Furthermore, Ulrich Teichler (2001:202) indicates especially the following aims of the exchange program:
- ERASMUS supports regional mobility, that is, among European countries rather than global mobility.
- ERASMUS promotes temporary study abroad, that is, a period of study forming only part of a course program leading to a degree.
- ERASMUS almost exclusively supports collective mobility. Few free movers receive grants.
- ERASMUS promoted mobility and cooperation within networks of departments sending and receiving students (from 1987 to 1997).
- ERASMUS expects organized study abroad, that is, measures on the part of the participating institutions and programs to facilitate study abroad: preparatory programs, language training, help in accommodation and administrative matters, and so forth.
- ERASMUS encourages curricular integration, ranging from coordinated curricular activities to study abroad programs being an integral part of the home curriculum.
- ERASMUS has an inclusive approach toward temporary study abroad, with recognition on return of the achievements during the study period abroad being the key criterion for granting support.
- ERASMUS is a partial- and an incentive-funding scheme.

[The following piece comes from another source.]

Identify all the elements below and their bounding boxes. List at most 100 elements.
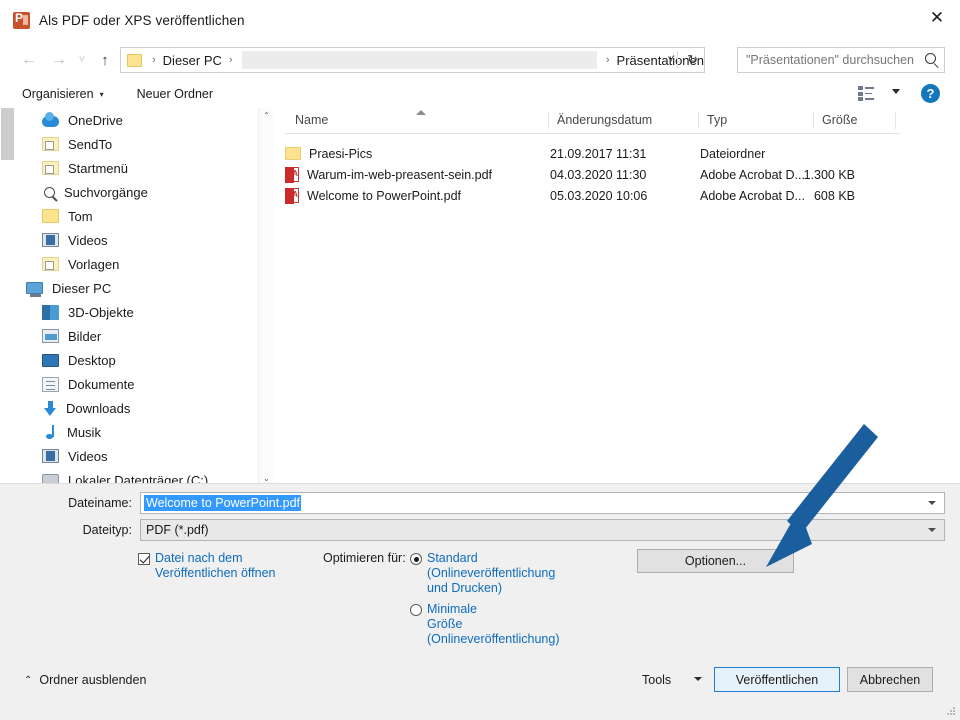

Students are awarded a moderate grant to cover more or less the additional costs of study abroad, and networks or the universities receive a moderate subsidy for the costs incurred.
The program does also include a so called 'Erasmus teacher mobility', which gives lecturers the opportunity to teach abroad. In order to achieve these exchanges students and teachers are supported up to 12 months (ECa 2010).
3. Culture in a globalized context
The free dictionary (2010) defines culture as “the totality of socially transmitted behavior patterns, arts, beliefs, institutions, and all other products of human work and thought.” The European Union strengthens on this cultural exchange not only in regarding to the Erasmus program, but also that “culture is essential to achieve the EU's strategic objectives of prosperity, solidarity and security, while ensuring their presence on the international stage.” (ECc 2008:3).
The concept of globalization, as it can by defined out of economical perspective, as a “(..) a process enabling financial and investment markets to operate internationally, largely as a result of deregulation and improved communications.” (TFDb) is especially in the concept of the European Union, the deciding basis. Also Joseph Steglitz (2003) talks about an economical liberalization, but also remind, that, globalization is also a new form of colonialism. As example he stresses on supranational institutions, which concentrate not only economical, but also social and ecological power in their hands; examples are the International Monetary Found or the World Trade Organization. Is the Erasmus program such a powerful sub-institutional organization?
1 The Brochure of the EC for the exchange program in 2008 talks about approximately 170.000 students annually (Ecb 2008:4).